Sesaat setelah Silvi pindah, aku sering mengunjungi Kak Resma di kamarnya untuk memasak nasi goreng dengan sosis, ditaburi bawang goreng kiriman mama Kak Resma. Masakan kak Resma tak ada yang menandingi, seingatku. Aku dan Lia juga sering mendapatkan bonus untuk ikut makan jajanan Kak Resma, kiriman dari keluarganya di Sumatra. Tak hanya itu, Kak Resma juga mengajakku ke sebuah cafe mewah, entah namanya aku lupa. Yang aku ingat, aku ditraktir Kak Resma Red Velvet Cake yang rasanya menjadi salah satu highlight dalam masa perkuliahanku di Jogja. Kak Resma juga meminjamkan gaun dan meriasku untuk pelatihan Table Manner di Hotel Sheraton Mustika, Lia yang meminjamiku blazer dan mengantarku ke sana. Saat kami di Sheraton bulan Februari lalu, aku teringat kebaikan mereka.

Seringkali setiap malam teman-teman kost E6 juga mendatangiku di kamar, atau aku yang mendatangi mereka. Silvi dan Resti, juga Lia dan Mbak Tika, sering mendatangiku di kamar, aku selalu senang ketika mereka datang, karena aku tak merasa sendirian. Silvi sangat rajin belajar dan selalu membawa bukunya. Tak heran jika IPnya selalu sempurna : empat atau empat kurang sedikit. Seringkali ia ketiduran setelah menghafal pasal-pasal. Karena Silvi, aku termotivasi juga untuk belajar. Aku dan Resti pernah merasakan gempa ketika Merapi meletus. Aku tertidur di atas Kasur, Resti di lantai. Aku dan Resti melompat hingga keluar.

Dari Silvi aku mengenal Rina. Kami bertiga seringkali berjalan berkilo-kilometer saat awal pindah ke Jogja karena tak punya motor. Kami juga sering menaiki bus yang berhenti di Jakal Saat ingin ke Malioboro. Rina tinggal di kos belakang kos kami. Kami juga sering mengunjungi Rina di kosnya. Saat aku pindah dari kos ke kontrakan, aku masih sering mengunjungi Rina di kos barunya. Rina juga mengantarku hingga ke Bandara dan membantuku membereskan perabotan sebelum aku ke Jerman. Aku memeluknya erat-erat sebelum kami berpisah, berharap semoga pertemanan kami selalu terjaga.

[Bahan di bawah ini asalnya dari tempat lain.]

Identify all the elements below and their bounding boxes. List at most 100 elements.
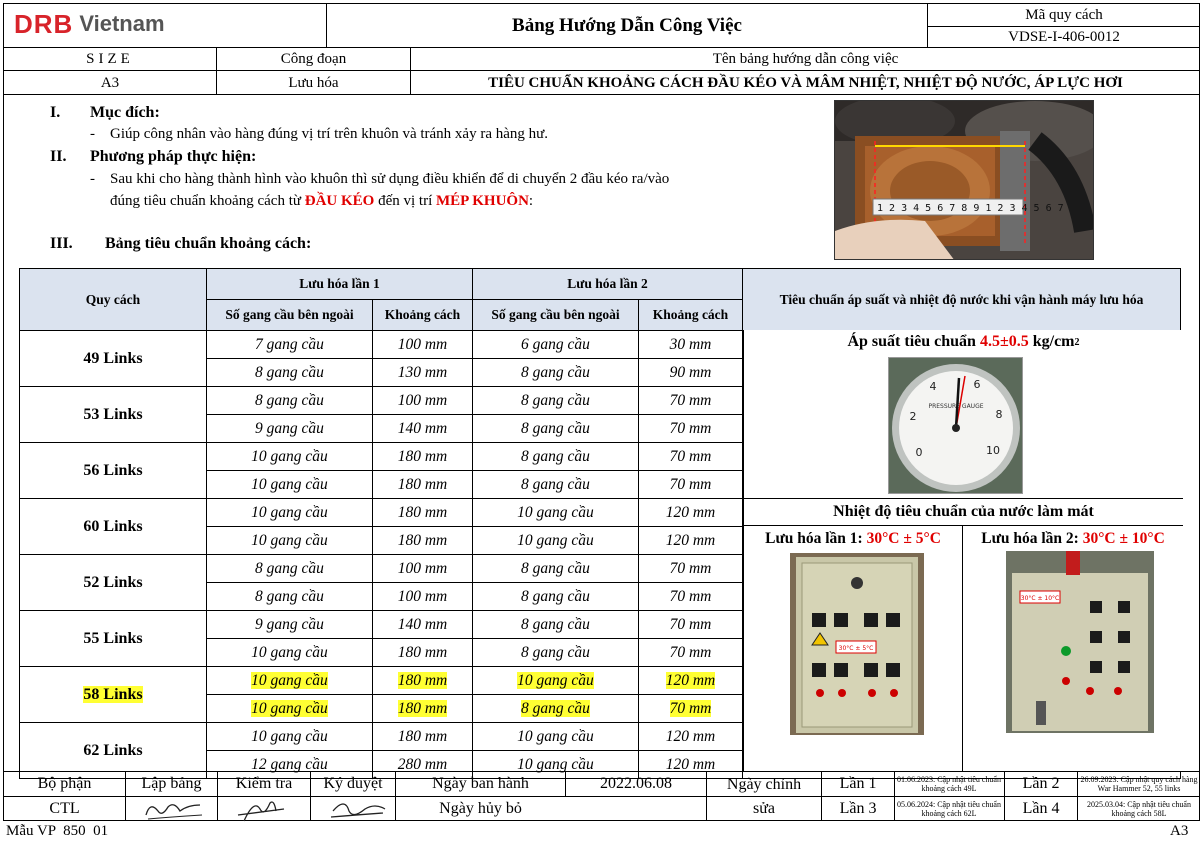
sogang-1-value: 8 gang cầu — [255, 391, 324, 409]
sogang-2-value: 8 gang cầu — [521, 475, 590, 493]
sogang-2-cell: 8 gang cầu — [472, 554, 639, 583]
gauge-tick-6: 6 — [974, 378, 981, 391]
temp2-label: Lưu hóa lần 2: 30°C ± 10°C — [981, 530, 1165, 547]
table-row: 12 gang cầu 280 mm 10 gang cầu 120 mm — [20, 750, 1181, 779]
col-spec-header: Quy cách — [19, 268, 207, 331]
revision-4-note: 2025.03.04: Cập nhật tiêu chuẩn khoảng c… — [1087, 800, 1191, 818]
khoangcach-2-value: 70 mm — [669, 419, 712, 437]
khoangcach-2-value: 70 mm — [669, 475, 712, 493]
col-sogang-2: Số gang cầu bên ngoài — [472, 299, 639, 331]
khoangcach-2-cell: 70 mm — [638, 638, 743, 667]
khoangcach-1-value: 130 mm — [397, 363, 448, 381]
khoangcach-2-cell: 70 mm — [638, 386, 743, 415]
sogang-1-cell: 10 gang cầu — [206, 638, 373, 667]
col-kc-2: Khoảng cách — [638, 299, 743, 331]
section-2-title: Phương pháp thực hiện: — [90, 148, 257, 165]
section-1-number: I. — [50, 104, 61, 121]
khoangcach-1-cell: 180 mm — [372, 694, 473, 723]
spec-label: 53 Links — [83, 405, 143, 423]
sogang-1-cell: 8 gang cầu — [206, 386, 373, 415]
highlight-dau-keo: ĐẦU KÉO — [304, 193, 375, 209]
sogang-1-value: 10 gang cầu — [251, 671, 328, 689]
spec-cell: 58 Links — [19, 666, 207, 723]
code-value: VDSE-I-406-0012 — [1008, 29, 1120, 45]
sogang-2-value: 8 gang cầu — [521, 559, 590, 577]
dept-label: Bộ phận — [37, 775, 92, 792]
khoangcach-1-value: 180 mm — [397, 727, 448, 745]
measurement-photo-image: 1 2 3 4 5 6 7 8 9 1 2 3 4 5 6 7 — [835, 101, 1093, 259]
khoangcach-1-cell: 100 mm — [372, 330, 473, 359]
dept-value: CTL — [49, 800, 80, 817]
sogang-2-cell: 8 gang cầu — [472, 694, 639, 723]
table-row: 10 gang cầu 180 mm 8 gang cầu 70 mm — [20, 470, 1181, 499]
sogang-1-value: 10 gang cầu — [251, 643, 328, 661]
gauge-tick-10: 10 — [986, 444, 1000, 457]
khoangcach-1-value: 100 mm — [397, 587, 448, 605]
spec-cell: 56 Links — [19, 442, 207, 499]
sogang-2-value: 10 gang cầu — [517, 531, 594, 549]
pressure-title: Áp suất tiêu chuẩn 4.5±0.5 kg/cm 2 — [847, 333, 1080, 350]
process-label: Công đoạn — [280, 50, 347, 67]
signature-checker — [237, 801, 285, 822]
khoangcach-2-cell: 120 mm — [638, 526, 743, 555]
signature-approver — [330, 803, 386, 818]
spec-cell: 55 Links — [19, 610, 207, 667]
khoangcach-1-value: 180 mm — [397, 643, 448, 661]
khoangcach-2-value: 70 mm — [669, 699, 712, 717]
sogang-1-cell: 8 gang cầu — [206, 582, 373, 611]
code-label: Mã quy cách — [1025, 6, 1103, 23]
khoangcach-2-value: 90 mm — [669, 363, 712, 381]
sogang-1-value: 10 gang cầu — [251, 727, 328, 745]
issue-label: Ngày ban hành — [432, 775, 529, 792]
table-row: 53 Links 8 gang cầu 100 mm 8 gang cầu 70 mm — [19, 386, 1181, 443]
sogang-2-value: 6 gang cầu — [521, 335, 590, 353]
khoangcach-1-value: 100 mm — [397, 391, 448, 409]
khoangcach-2-value: 70 mm — [669, 615, 712, 633]
signature-maker — [145, 804, 203, 820]
sogang-2-cell: 8 gang cầu — [472, 358, 639, 387]
sogang-2-cell: 8 gang cầu — [472, 386, 639, 415]
sogang-2-value: 8 gang cầu — [521, 363, 590, 381]
khoangcach-2-cell: 70 mm — [638, 442, 743, 471]
section-3-title: Bảng tiêu chuẩn khoảng cách: — [105, 235, 312, 252]
khoangcach-2-cell: 90 mm — [638, 358, 743, 387]
khoangcach-1-cell: 140 mm — [372, 414, 473, 443]
revision-3-note: 05.06.2024: Cập nhật tiêu chuẩn khoảng c… — [897, 800, 1001, 818]
header-frame — [3, 3, 1200, 95]
section-3: III. Bảng tiêu chuẩn khoảng cách: — [50, 235, 311, 253]
pressure-value: 4.5±0.5 — [979, 333, 1029, 350]
khoangcach-2-cell: 120 mm — [638, 722, 743, 751]
table-row: 62 Links 10 gang cầu 180 mm 10 gang cầu 120 … — [19, 722, 1181, 779]
khoangcach-2-value: 70 mm — [669, 559, 712, 577]
khoangcach-2-cell: 30 mm — [638, 330, 743, 359]
revision-1-note: 01.06.2023: Cập nhật tiêu chuẩn khoảng c… — [897, 775, 1001, 793]
sogang-2-value: 8 gang cầu — [521, 615, 590, 633]
khoangcach-2-value: 70 mm — [669, 447, 712, 465]
sogang-1-value: 12 gang cầu — [251, 755, 328, 773]
khoangcach-1-cell: 130 mm — [372, 358, 473, 387]
sogang-1-value: 9 gang cầu — [255, 615, 324, 633]
control-panel-1-image: 30°C ± 5°C — [790, 553, 924, 735]
khoangcach-2-value: 30 mm — [669, 335, 712, 353]
sogang-2-cell: 8 gang cầu — [472, 414, 639, 443]
pressure-gauge-icon: 0 2 4 6 8 10 PRESSURE GAUGE — [889, 358, 1022, 493]
spec-cell: 62 Links — [19, 722, 207, 779]
sogang-2-cell: 8 gang cầu — [472, 582, 639, 611]
sogang-1-cell: 10 gang cầu — [206, 498, 373, 527]
spec-label: 55 Links — [83, 629, 143, 647]
highlight-mep-khuon: MÉP KHUÔN — [436, 193, 529, 209]
section-2-number: II. — [50, 148, 67, 165]
khoangcach-1-value: 280 mm — [397, 755, 448, 773]
sogang-2-value: 10 gang cầu — [517, 671, 594, 689]
sogang-2-cell: 10 gang cầu — [472, 526, 639, 555]
spec-label: 62 Links — [83, 741, 143, 759]
sogang-2-value: 10 gang cầu — [517, 727, 594, 745]
khoangcach-1-cell: 180 mm — [372, 498, 473, 527]
col-sogang-1: Số gang cầu bên ngoài — [206, 299, 373, 331]
khoangcach-1-value: 180 mm — [397, 671, 448, 689]
revision-1-label: Lần 1 — [839, 775, 877, 792]
khoangcach-1-value: 180 mm — [397, 531, 448, 549]
made-label: Lập bảng — [141, 775, 202, 792]
control-panel-2-image: 30°C ± 10°C — [1006, 551, 1154, 733]
gauge-tick-4: 4 — [930, 380, 937, 393]
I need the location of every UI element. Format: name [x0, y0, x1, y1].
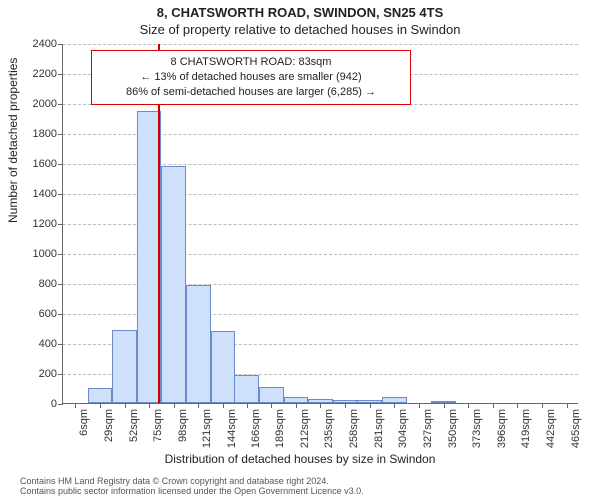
- x-tick-mark: [296, 403, 297, 408]
- y-tick-label: 800: [39, 278, 63, 290]
- annotation-box: 8 CHATSWORTH ROAD: 83sqm ← 13% of detach…: [91, 50, 411, 105]
- y-tick-label: 1200: [33, 218, 63, 230]
- x-tick-mark: [149, 403, 150, 408]
- x-tick-mark: [419, 403, 420, 408]
- x-tick-label: 75sqm: [152, 409, 164, 442]
- y-tick-label: 1800: [33, 128, 63, 140]
- annotation-line-1: 8 CHATSWORTH ROAD: 83sqm: [98, 55, 404, 70]
- y-tick-label: 2200: [33, 68, 63, 80]
- x-tick-label: 396sqm: [496, 409, 508, 448]
- chart-title: 8, CHATSWORTH ROAD, SWINDON, SN25 4TS: [0, 5, 600, 20]
- x-tick-mark: [517, 403, 518, 408]
- histogram-bar: [161, 166, 186, 403]
- attribution-footer: Contains HM Land Registry data © Crown c…: [0, 476, 600, 496]
- x-tick-mark: [223, 403, 224, 408]
- x-tick-label: 327sqm: [422, 409, 434, 448]
- y-tick-label: 1600: [33, 158, 63, 170]
- y-tick-label: 2400: [33, 38, 63, 50]
- x-tick-mark: [542, 403, 543, 408]
- histogram-bar: [234, 375, 259, 404]
- x-tick-label: 350sqm: [447, 409, 459, 448]
- x-tick-label: 6sqm: [78, 409, 90, 436]
- x-tick-label: 304sqm: [397, 409, 409, 448]
- histogram-bar: [112, 330, 137, 404]
- property-size-chart: 8, CHATSWORTH ROAD, SWINDON, SN25 4TS Si…: [0, 0, 600, 500]
- footer-line-2: Contains public sector information licen…: [20, 486, 600, 496]
- plot-area: 0200400600800100012001400160018002000220…: [62, 44, 578, 404]
- x-tick-mark: [468, 403, 469, 408]
- y-tick-label: 600: [39, 308, 63, 320]
- x-tick-label: 212sqm: [299, 409, 311, 448]
- x-tick-label: 373sqm: [471, 409, 483, 448]
- x-tick-label: 465sqm: [570, 409, 582, 448]
- y-axis-label: Number of detached properties: [6, 58, 20, 223]
- x-axis-label: Distribution of detached houses by size …: [0, 452, 600, 466]
- y-tick-label: 400: [39, 338, 63, 350]
- x-tick-label: 29sqm: [103, 409, 115, 442]
- x-tick-label: 258sqm: [348, 409, 360, 448]
- x-tick-label: 166sqm: [250, 409, 262, 448]
- x-tick-mark: [444, 403, 445, 408]
- x-tick-mark: [198, 403, 199, 408]
- x-tick-label: 98sqm: [177, 409, 189, 442]
- x-tick-mark: [394, 403, 395, 408]
- histogram-bar: [259, 387, 284, 404]
- y-tick-label: 0: [51, 398, 63, 410]
- x-tick-label: 281sqm: [373, 409, 385, 448]
- x-tick-mark: [345, 403, 346, 408]
- x-tick-mark: [567, 403, 568, 408]
- y-tick-label: 1400: [33, 188, 63, 200]
- x-tick-label: 419sqm: [520, 409, 532, 448]
- x-tick-label: 144sqm: [226, 409, 238, 448]
- chart-subtitle: Size of property relative to detached ho…: [0, 22, 600, 37]
- footer-line-1: Contains HM Land Registry data © Crown c…: [20, 476, 600, 486]
- annotation-line-2: ← 13% of detached houses are smaller (94…: [98, 70, 404, 85]
- histogram-bar: [211, 331, 236, 403]
- x-tick-mark: [247, 403, 248, 408]
- x-tick-mark: [370, 403, 371, 408]
- annotation-line-3: 86% of semi-detached houses are larger (…: [98, 85, 404, 100]
- y-tick-label: 200: [39, 368, 63, 380]
- y-tick-label: 2000: [33, 98, 63, 110]
- x-tick-mark: [271, 403, 272, 408]
- x-tick-label: 235sqm: [323, 409, 335, 448]
- gridline: [63, 44, 578, 45]
- x-tick-mark: [493, 403, 494, 408]
- x-tick-label: 189sqm: [274, 409, 286, 448]
- y-tick-label: 1000: [33, 248, 63, 260]
- x-tick-mark: [125, 403, 126, 408]
- x-tick-mark: [100, 403, 101, 408]
- x-tick-mark: [75, 403, 76, 408]
- x-tick-label: 52sqm: [128, 409, 140, 442]
- x-tick-label: 442sqm: [545, 409, 557, 448]
- x-tick-mark: [320, 403, 321, 408]
- histogram-bar: [186, 285, 211, 404]
- histogram-bar: [88, 388, 113, 403]
- x-tick-label: 121sqm: [201, 409, 213, 448]
- x-tick-mark: [174, 403, 175, 408]
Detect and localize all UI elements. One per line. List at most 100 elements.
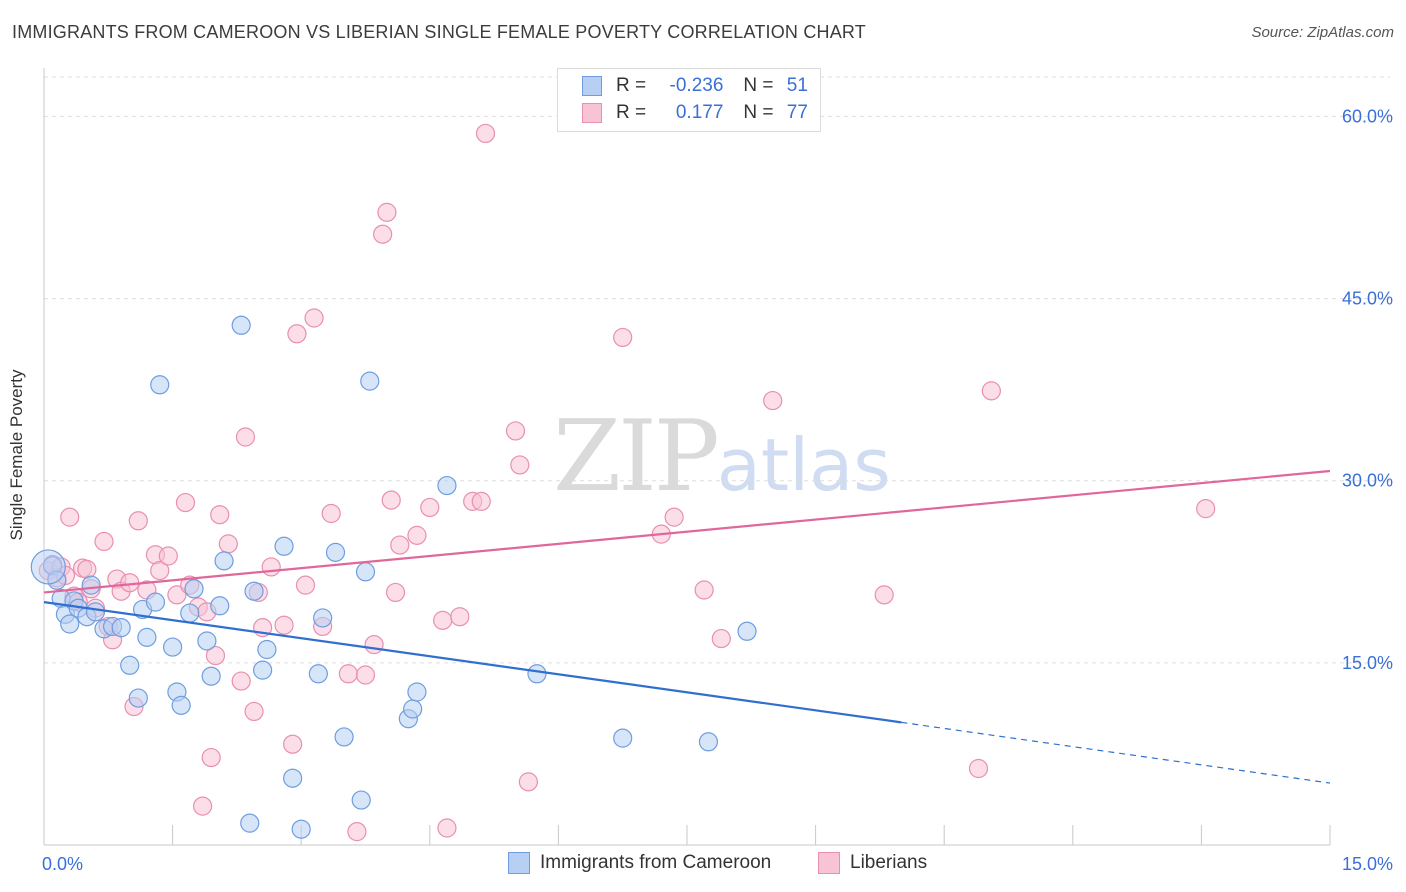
legend-swatch-cameroon (582, 76, 602, 96)
cameroon-point-18 (150, 375, 170, 395)
series-legend: Immigrants from Cameroon Liberians (0, 852, 1406, 878)
liberian-point-38 (261, 557, 281, 577)
liberian-point-59 (450, 607, 470, 627)
liberian-point-70 (711, 628, 731, 649)
legend-swatch-liberians (582, 103, 602, 123)
liberian-trendline (43, 469, 1331, 594)
y-tick-label-0: 15.0% (1342, 653, 1393, 673)
series-legend-cameroon[interactable]: Immigrants from Cameroon (508, 852, 771, 874)
liberian-point-39 (274, 615, 294, 635)
liberian-point-8 (77, 559, 97, 579)
cameroon-point-38 (325, 542, 346, 562)
liberian-point-54 (390, 535, 410, 555)
liberian-point-71 (763, 390, 783, 411)
cameroon-point-12 (111, 618, 131, 638)
legend-n-value-1: 51 (786, 75, 808, 96)
legend-n-value-2: 77 (786, 102, 808, 123)
liberian-point-49 (364, 635, 384, 655)
watermark: ZIPatlas (553, 400, 891, 514)
liberian-point-75 (1196, 499, 1216, 519)
cameroon-point-17 (145, 592, 166, 612)
cameroon-point-41 (355, 562, 376, 582)
cameroon-point-22 (180, 603, 200, 623)
liberian-point-24 (175, 492, 196, 513)
cameroon-point-4 (60, 614, 80, 634)
liberian-point-57 (433, 610, 453, 630)
liberian-point-27 (193, 796, 213, 816)
cameroon-point-39 (334, 727, 354, 747)
cameroon-point-29 (240, 813, 260, 833)
cameroon-point-36 (308, 664, 328, 684)
cameroon-point-46 (437, 475, 457, 496)
cameroon-point-33 (274, 536, 294, 556)
liberian-point-22 (158, 546, 178, 566)
liberian-point-46 (338, 664, 358, 684)
liberian-point-33 (231, 671, 251, 691)
y-axis-label: Single Female Poverty (7, 369, 26, 541)
liberian-point-45 (321, 503, 341, 524)
cameroon-point-19 (163, 637, 183, 657)
cameroon-point-21 (171, 695, 191, 715)
cameroon-trendline-extension (901, 721, 1331, 784)
cameroon-point-37 (313, 608, 333, 628)
y-tick-label-3: 60.0% (1342, 106, 1393, 126)
liberian-point-18 (128, 511, 148, 531)
liberian-point-31 (210, 505, 230, 525)
cameroon-point-32 (257, 639, 277, 660)
cameroon-point-50 (737, 621, 757, 641)
legend-r-label-2: R = (616, 102, 647, 123)
liberian-point-72 (874, 585, 894, 605)
cameroon-point-31 (253, 660, 273, 680)
cameroon-point-9 (85, 602, 106, 622)
correlation-legend: R = -0.236 N = 51 R = 0.177 N = 77 (557, 68, 821, 132)
liberian-point-74 (981, 381, 1001, 401)
liberian-point-35 (244, 701, 264, 722)
cameroon-point-42 (360, 371, 380, 391)
cameroon-cluster-point (30, 549, 66, 585)
liberian-point-50 (373, 224, 393, 244)
cameroon-point-13 (120, 655, 140, 675)
liberian-point-69 (694, 580, 714, 600)
cameroon-point-48 (613, 728, 633, 748)
legend-n-label-1: N = (743, 75, 774, 96)
legend-row-liberians: R = 0.177 N = 77 (582, 100, 808, 126)
cameroon-point-40 (351, 790, 371, 810)
liberian-point-73 (968, 758, 989, 779)
cameroon-point-49 (698, 732, 719, 752)
cameroon-point-45 (407, 682, 427, 702)
source-credit: Source: ZipAtlas.com (1251, 24, 1394, 41)
liberian-point-43 (304, 308, 324, 328)
cameroon-point-27 (214, 551, 234, 571)
legend-r-value-2: 0.177 (675, 102, 724, 123)
y-tick-label-1: 30.0% (1342, 471, 1393, 491)
cameroon-point-14 (128, 688, 148, 708)
cameroon-point-25 (201, 666, 221, 686)
x-tick-label-0: 0.0% (42, 854, 83, 874)
liberian-point-32 (218, 534, 238, 554)
cameroon-point-16 (137, 627, 157, 647)
liberian-point-53 (385, 582, 406, 603)
liberian-point-64 (510, 455, 530, 475)
liberian-point-40 (283, 734, 303, 754)
legend-r-value-1: -0.236 (669, 75, 724, 96)
cameroon-point-8 (81, 575, 101, 595)
watermark-atlas: atlas (716, 423, 891, 507)
liberian-point-66 (613, 327, 633, 348)
cameroon-point-23 (184, 579, 204, 599)
liberian-point-51 (377, 202, 397, 222)
chart-title: IMMIGRANTS FROM CAMEROON VS LIBERIAN SIN… (12, 22, 867, 42)
legend-r-label-1: R = (616, 75, 647, 96)
series-swatch-liberians (818, 852, 840, 874)
series-swatch-cameroon (508, 852, 530, 874)
liberian-point-58 (437, 818, 457, 838)
liberian-point-41 (287, 324, 307, 344)
liberian-point-23 (167, 585, 187, 605)
liberian-point-11 (94, 531, 114, 552)
liberian-point-62 (475, 123, 496, 144)
x-tick-label-1: 15.0% (1342, 854, 1393, 874)
cameroon-trendline (43, 601, 902, 724)
liberian-point-42 (295, 575, 316, 595)
series-legend-liberians[interactable]: Liberians (818, 852, 927, 874)
liberian-point-65 (518, 772, 538, 792)
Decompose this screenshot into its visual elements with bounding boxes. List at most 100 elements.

Kami tak punya Gemeinschaftsraum, ruang dimana kita semua bisa berkumpul dan bersosialisasi. Jika ada tamu laki-laki, kami hanya bisa menerima mereka di luar: tak bisa menjamu atau memberikan minuman. Jika termasuk dalam keluarga, kami boleh membawa mereka hingga ke kamar. Om Safik dan Tante Loubna pernah mengunjungiku hingga ke kamar.

Dua kali aku pernah sakit saat tinggal di kos E6. Mbak Ayun, Resti dan seingatku Mbak Tika yang membawaku ke rumah sakit Panti Rapih. Untungnya, aku tak harus melakukan rawat inap. Yosi, teman kos E6 yang satu kelas bersamaku, dengannya aku tiap pagi berangkat kuliah jalan kaki yang kemudian pindah ke kontrakan, dan Ema serta Nadiah yang menyempatkan mengunjungiku, bahkan sebelum kami ujian immunologi.

Aku dan Silvi juga seringkali main dan tidur di kamar kak Dian. Kamar kak Dian sangat luas dengan kamar mandi dalam. Kak Dian juga punya televisi yang bisa kami tonton. Aku paling suka mendengar Kak Dian saat ia berbicara dengan keluarganya di rumah. Nadanya selalu aku tirukan hingga dia tertawa. Kak Dian tak pernah marah meskipun kami selalu mengganggunya, dia selalu mempersilahkan kami masuk meski dia sedang berkutat dengan koran-koran bahan penelitiannya. Kak Dian juga tak pernah enggan berbagi kiriman Rendang dan Teri dari Bundo di Padang. Agnes dan Tiffany yang menempati kamar Kak Dian, setelah ia menyelesaikan studinya di bidang linguistik. Aku selalu senang melihat semangat mereka berdua untuk studi. Mereka selalu berpamitan padaku sebelum mereka pergi kuliah "Mbak, pergi dulu ya". Tak hanya itu, diam-diam mereka juga memberikan aku surprise di hari ulang tahunku, bersama Upet, yang mengisi kamar Lia saat Lia sudah pindah.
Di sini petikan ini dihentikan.